1. Field of the Invention
The present invention relates to an automatic transmission with a fluid torque converter, and, in particular, to a support structure for an input shaft and to an oil channel structure for providing pressurized oil to a torque converter.
2. Description of the Prior Art
Conventionally, front end section of an automatic transmission, as shown in FIG. 5, comprises a one-way clutch 195 which supports a stator 194 of a torque converter 109, and a stator shaft 113 secured to the inner peripheral surface of an inner race 195a of the one-way clutch. The stator shaft 113 extends toward the rear and is pressed into and secured to a pump cover 120, and bears the stator reaction. In addition, the stator shaft 113 is formed as a hollow shaft in which an input shaft 103 is free rotationally supported by means of bushings 110, 111. The input shaft 103 is formed as a stepped structure with a small diameter at the front end. An annular indented groove 101 is formed in a large diameter stepped section 103a and a seal ring 102 is installed in the groove 101. A torque converter feed pressure oil channel 116 is formed between the inner peripheral surface of the stator shaft 113 and the outer circumference of the small diameter section 103b of the input shaft between the seal ring and the front bushing 111. Also, the feed pressure in the oil channel is transmitted between a cross-hole 103d formed in the input shaft 103 and a center hole 103b, as well as between a converter front cover 191 and a turbine hub 196 and is fed into the torque converter 109.
However, in this automatic transmission, because the torque converter feed pressure oil channel 116 is formed by the seal ring 102 and the bushing 101, when the input shaft 103 is installed, scuffing of the seal ring 102 occurs, and the structure of the oil channel becomes defective. In addition, it is necessary to machine the groove 101 for the seal ring and in order to ensure the proper thickness for the groove it is necessary to provide a stepped structure for the input shaft 103. This increased machining and installation are troublesome.

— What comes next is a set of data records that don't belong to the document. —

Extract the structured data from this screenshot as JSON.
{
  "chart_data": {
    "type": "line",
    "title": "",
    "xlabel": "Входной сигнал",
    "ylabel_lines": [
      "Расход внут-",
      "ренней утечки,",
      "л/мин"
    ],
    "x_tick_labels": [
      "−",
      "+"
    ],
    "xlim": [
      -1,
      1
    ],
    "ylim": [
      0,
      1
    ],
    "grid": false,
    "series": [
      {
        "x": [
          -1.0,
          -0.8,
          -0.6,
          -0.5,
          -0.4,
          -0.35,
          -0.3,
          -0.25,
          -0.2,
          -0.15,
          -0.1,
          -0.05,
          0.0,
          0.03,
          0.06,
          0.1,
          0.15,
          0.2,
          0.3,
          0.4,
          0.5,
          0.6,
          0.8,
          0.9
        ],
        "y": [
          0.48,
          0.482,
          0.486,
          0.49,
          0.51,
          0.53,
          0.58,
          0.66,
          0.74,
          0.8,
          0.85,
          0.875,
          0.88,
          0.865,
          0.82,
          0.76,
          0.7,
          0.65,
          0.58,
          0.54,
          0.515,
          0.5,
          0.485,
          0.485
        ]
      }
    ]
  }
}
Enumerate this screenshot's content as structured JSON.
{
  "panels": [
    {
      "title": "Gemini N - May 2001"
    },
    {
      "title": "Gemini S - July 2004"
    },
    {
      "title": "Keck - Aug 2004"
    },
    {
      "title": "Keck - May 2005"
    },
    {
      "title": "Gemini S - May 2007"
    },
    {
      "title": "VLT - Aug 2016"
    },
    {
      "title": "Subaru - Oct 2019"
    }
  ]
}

The first busing 111 is positioned on the front end section and the rear bushing 110 on the rear end section of the stator shaft 103, so that the input shaft is lacking in flexibility, and excessive force applied to one bushing is a drawback from the aspect of wear. In addition, because the press-fit section where the stator shaft 103 is pressed into the pump cover 120 is not provided with back-up at the bushing, whirling of the input shaft causes the insufficient strength of the press-fit strength of the stator shaft. Especially in the case where the pump cover 120 is formed from an aluminum alloy, it may cause idling of the stator shaft 113.